Do Workplaces Consider Mental Health Support For Employees?

Fewer than four in 10 employers consider their employee mental health support to be fit for current needs.

Joe Plumb Mental Health
Mental Health Matters

Research that involved 100 UK firms and more than 700 companies globally found that 28% of UK employers do not think they support mental health in a way that “fits the modern day”, according to professional services firm Aon.

Only 39% felt their mental health provision met modern day needs, while a third took a neutral view on the suitability of their mental health support services.

Joe Plumb Mental Health At Work

UK firms assessed themselves least favourably in developing financial security for employees, with only 37% stating they managed this well. 19% said their firm was failing in developing financial wellbeing, while 44% were neutral about their performance in this area.

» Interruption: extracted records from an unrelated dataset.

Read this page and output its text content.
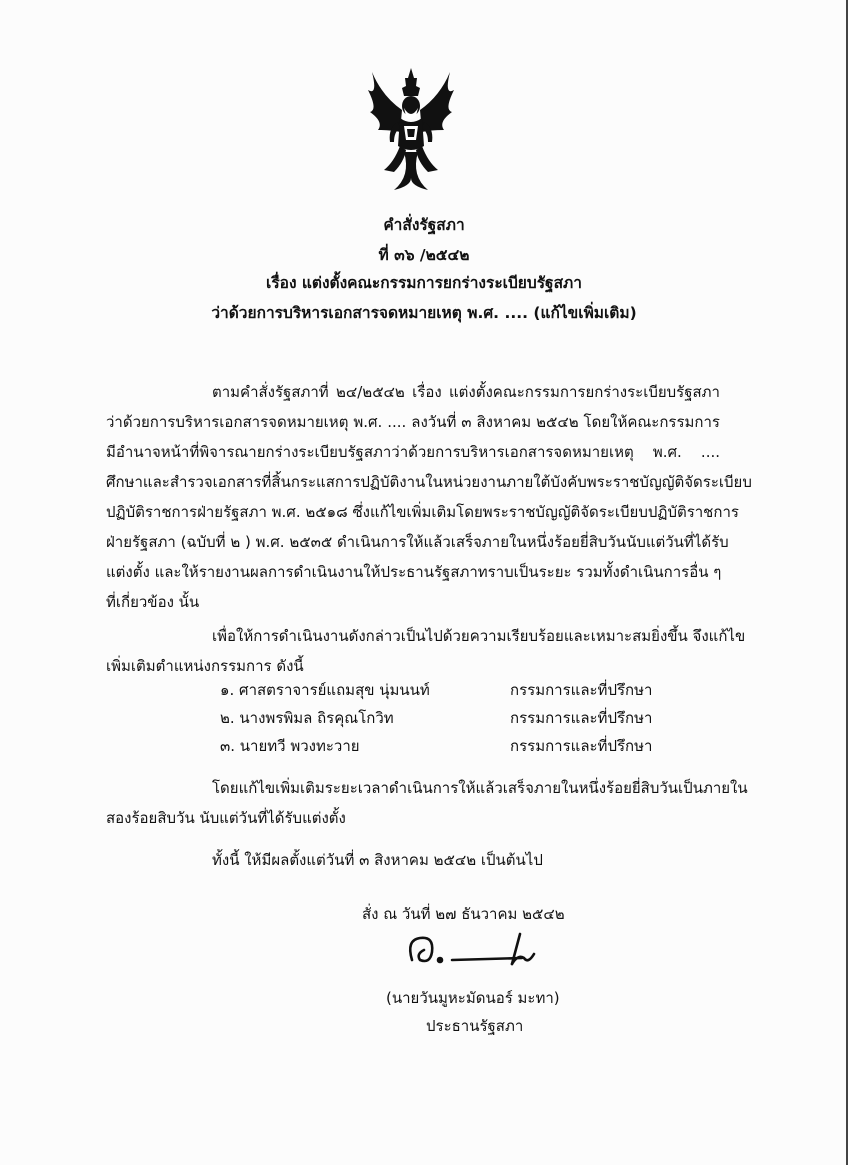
คำสั่งรัฐสภา
ที่ ๓๖ /๒๕๔๒
เรื่อง แต่งตั้งคณะกรรมการยกร่างระเบียบรัฐสภา
ว่าด้วยการบริหารเอกสารจดหมายเหตุ พ.ศ. .... (แก้ไขเพิ่มเติม)
ตามคำสั่งรัฐสภาที่ ๒๔/๒๕๔๒ เรื่อง แต่งตั้งคณะกรรมการยกร่างระเบียบรัฐสภา
ว่าด้วยการบริหารเอกสารจดหมายเหตุ พ.ศ. .... ลงวันที่ ๓ สิงหาคม ๒๕๔๒ โดยให้คณะกรรมการ
มีอำนาจหน้าที่พิจารณายกร่างระเบียบรัฐสภาว่าด้วยการบริหารเอกสารจดหมายเหตุ พ.ศ. ....
ศึกษาและสำรวจเอกสารที่สิ้นกระแสการปฏิบัติงานในหน่วยงานภายใต้บังคับพระราชบัญญัติจัดระเบียบ
ปฏิบัติราชการฝ่ายรัฐสภา พ.ศ. ๒๕๑๘ ซึ่งแก้ไขเพิ่มเติมโดยพระราชบัญญัติจัดระเบียบปฏิบัติราชการ
ฝ่ายรัฐสภา (ฉบับที่ ๒ ) พ.ศ. ๒๕๓๕ ดำเนินการให้แล้วเสร็จภายในหนึ่งร้อยยี่สิบวันนับแต่วันที่ได้รับ
แต่งตั้ง และให้รายงานผลการดำเนินงานให้ประธานรัฐสภาทราบเป็นระยะ รวมทั้งดำเนินการอื่น ๆ
ที่เกี่ยวข้อง นั้น
เพื่อให้การดำเนินงานดังกล่าวเป็นไปด้วยความเรียบร้อยและเหมาะสมยิ่งขึ้น จึงแก้ไข
เพิ่มเติมตำแหน่งกรรมการ ดังนี้
๑. ศาสตราจารย์แถมสุข นุ่มนนท์	กรรมการและที่ปรึกษา
๒. นางพรพิมล ถิรคุณโกวิท	กรรมการและที่ปรึกษา
๓. นายทวี พวงทะวาย	กรรมการและที่ปรึกษา
โดยแก้ไขเพิ่มเติมระยะเวลาดำเนินการให้แล้วเสร็จภายในหนึ่งร้อยยี่สิบวันเป็นภายใน
สองร้อยสิบวัน นับแต่วันที่ได้รับแต่งตั้ง
ทั้งนี้ ให้มีผลตั้งแต่วันที่ ๓ สิงหาคม ๒๕๔๒ เป็นต้นไป
สั่ง ณ วันที่ ๒๗ ธันวาคม ๒๕๔๒
(นายวันมูหะมัดนอร์ มะทา)
ประธานรัฐสภา
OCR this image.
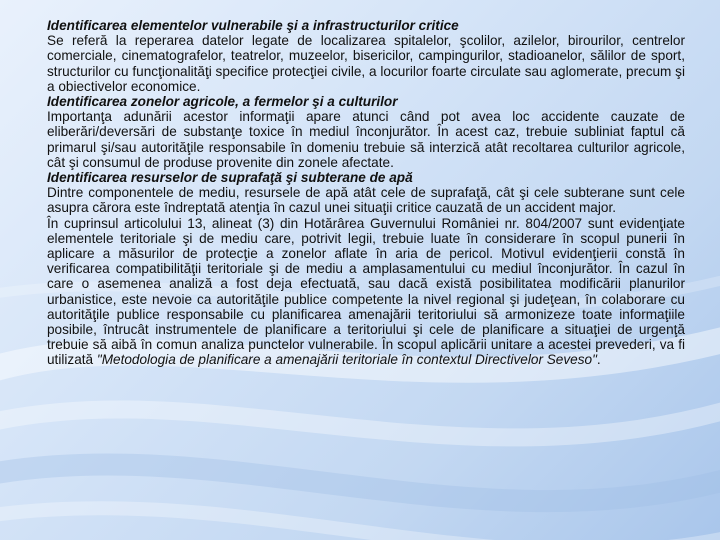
Identificarea elementelor vulnerabile şi a infrastructurilor critice

Se referă la reperarea datelor legate de localizarea spitalelor, şcolilor, azilelor, birourilor, centrelor comerciale, cinematografelor, teatrelor, muzeelor, bisericilor, campingurilor, stadioanelor, sălilor de sport, structurilor cu funcţionalităţi specifice protecţiei civile, a locurilor foarte circulate sau aglomerate, precum şi a obiectivelor economice.

Identificarea zonelor agricole, a fermelor şi a culturilor

Importanţa adunării acestor informaţii apare atunci când pot avea loc accidente cauzate de eliberări/deversări de substanţe toxice în mediul înconjurător. În acest caz, trebuie subliniat faptul că primarul şi/sau autorităţile responsabile în domeniu trebuie să interzică atât recoltarea culturilor agricole, cât şi consumul de produse provenite din zonele afectate.

Identificarea resurselor de suprafaţă şi subterane de apă

Dintre componentele de mediu, resursele de apă atât cele de suprafaţă, cât şi cele subterane sunt cele asupra cărora este îndreptată atenţia în cazul unei situaţii critice cauzată de un accident major.

În cuprinsul articolului 13, alineat (3) din Hotărârea Guvernului României nr. 804/2007 sunt evidenţiate elementele teritoriale şi de mediu care, potrivit legii, trebuie luate în considerare în scopul punerii în aplicare a măsurilor de protecţie a zonelor aflate în aria de pericol. Motivul evidenţierii constă în verificarea compatibilităţii teritoriale şi de mediu a amplasamentului cu mediul înconjurător. În cazul în care o asemenea analiză a fost deja efectuată, sau dacă există posibilitatea modificării planurilor urbanistice, este nevoie ca autorităţile publice competente la nivel regional şi judeţean, în colaborare cu autorităţile publice responsabile cu planificarea amenajării teritoriului să armonizeze toate informaţiile posibile, întrucât instrumentele de planificare a teritoriului şi cele de planificare a situaţiei de urgenţă trebuie să aibă în comun analiza punctelor vulnerabile. În scopul aplicării unitare a acestei prevederi, va fi utilizată "Metodologia de planificare a amenajării teritoriale în contextul Directivelor Seveso".
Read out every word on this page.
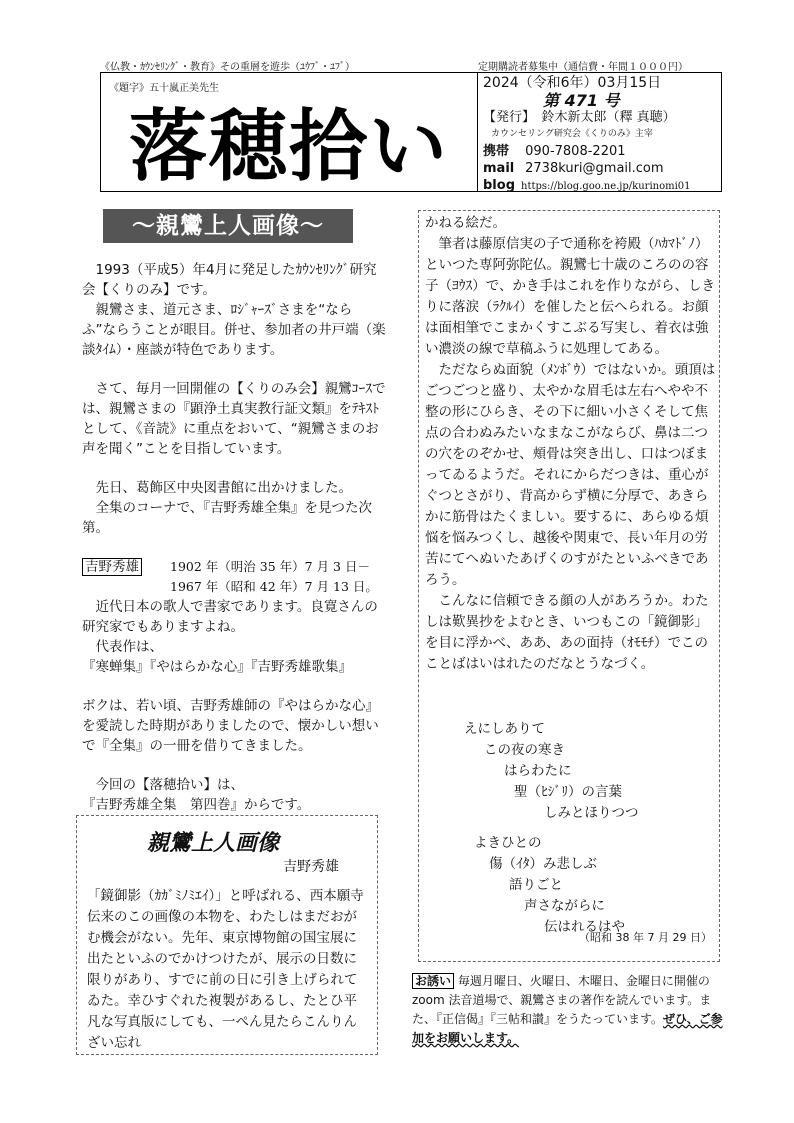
《仏教・ｶｳﾝｾﾘﾝｸﾞ・教育》その重層を遊歩（ﾕｳﾌﾞ・ﾕﾌﾞ）	定期購読者募集中（通信費・年間１０００円）
《題字》五十嵐正美先生
落穂拾い
2024（令和6年）03月15日
第 471 号
【発行】　鈴木新太郎（釋 真聴）
カウンセリング研究会《くりのみ》主宰
携帯 090-7808-2201
mail 2738kuri@gmail.com
blog https://blog.goo.ne.jp/kurinomi01
～親鸞上人画像～

1993（平成5）年4月に発足したｶｳﾝｾﾘﾝｸﾞ研究会【くりのみ】です。

親鸞さま、道元さま、ﾛｼﾞｬｰｽﾞさまを“ならふ”ならうことが眼目。併せ、参加者の井戸端（楽談ﾀｲﾑ）・座談が特色であります。

さて、毎月一回開催の【くりのみ会】親鸞ｺｰｽでは、親鸞さまの『顕浄土真実教行証文類』をﾃｷｽﾄとして、《音読》に重点をおいて、“親鸞さまのお声を聞く”ことを目指しています。

先日、葛飾区中央図書館に出かけました。

全集のコーナで、『吉野秀雄全集』を見つた次第。

吉野秀雄	1902 年（明治 35 年）7 月 3 日－
1967 年（昭和 42 年）7 月 13 日。

近代日本の歌人で書家であります。良寛さんの研究家でもありますよね。

代表作は、

『寒蝉集』『やはらかな心』『吉野秀雄歌集』

ボクは、若い頃、吉野秀雄師の『やはらかな心』を愛読した時期がありましたので、懐かしい想いで『全集』の一冊を借りてきました。

今回の【落穂拾い】は、

『吉野秀雄全集　第四巻』からです。

親鸞上人画像
吉野秀雄

「鏡御影（ｶｶﾞﾐﾉﾐｴｲ）」と呼ばれる、西本願寺伝来のこの画像の本物を、わたしはまだおがむ機会がない。先年、東京博物館の国宝展に出たといふのでかけつけたが、展示の日数に限りがあり、すでに前の日に引き上げられてゐた。幸ひすぐれた複製があるし、たとひ平凡な写真版にしても、一ぺん見たらこんりんざい忘れ

かねる絵だ。

筆者は藤原信実の子で通称を袴殿（ﾊｶﾏﾄﾞﾉ）といつた専阿弥陀仏。親鸞七十歳のころのの容子（ﾖｳｽ）で、かき手はこれを作りながら、しきりに落涙（ﾗｸﾙｲ）を催したと伝へられる。お顔は面相筆でこまかくすこぶる写実し、着衣は強い濃淡の線で草稿ふうに処理してある。

ただならぬ面貌（ﾒﾝﾎﾞｳ）ではないか。頭頂はごつごつと盛り、太やかな眉毛は左右へやや不整の形にひらき、その下に細い小さくそして焦点の合わぬみたいなまなこがならび、鼻は二つの穴をのぞかせ、頬骨は突き出し、口はつぼまってゐるようだ。それにからだつきは、重心がぐつとさがり、背高からず横に分厚で、あきらかに筋骨はたくましい。要するに、あらゆる煩悩を悩みつくし、越後や関東で、長い年月の労苦にてへぬいたあげくのすがたといふべきであろう。

こんなに信頼できる顔の人があろうか。わたしは歎異抄をよむとき、いつもこの「鏡御影」を目に浮かべ、ああ、あの面持（ｵﾓﾓﾁ）でこのことばはいはれたのだなとうなづく。

えにしありて

この夜の寒き

はらわたに

聖（ﾋｼﾞﾘ）の言葉

しみとほりつつ

よきひとの

傷（ｲﾀ）み悲しぶ

語りごと

声さながらに

伝はれるはや

（昭和 38 年 7 月 29 日）
お誘い 毎週月曜日、火曜日、木曜日、金曜日に開催の zoom 法音道場で、親鸞さまの著作を読んでいます。また、『正信偈』『三帖和讃』をうたっています。ぜひ、ご参加をお願いします。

The survey asked employers to assess themselves against 10 key resilience attributes set out by the World Health Organisation.

UK employers were more positive about their ability to create environments that embraced inclusivity (58%), delivered clarity and purpose (67%) and offered a compassionate and engaging community (65%).

Mark Witte, head of health and risk consulting, Health Solutions UK at Aon, suggested that employers may be overly focused on where their people will work as they emerge from the pandemic, rather than whether they are resilient enough to perform in their roles.

“The results of the self-assessment survey show that UK businesses are struggling to balance short- and long-term priorities,” he said.

“Mental health support is a key example; though firms are providing mental health resources, the survey reveals that managers are not confident in addressing mental health issues, their tool kits are not targeting underlying health risks, their communication campaigns aren’t effective enough and leadership don’t have the metrics to track change."

“It’s important to base a strategy on your people – listen to their needs and use data to plan effective processes moving forward. Though mental and financial health are the most common problems across organisations, issues will vary between businesses. Analysing relevant data and listening to employees will help identify and respond to gaps in resilience.”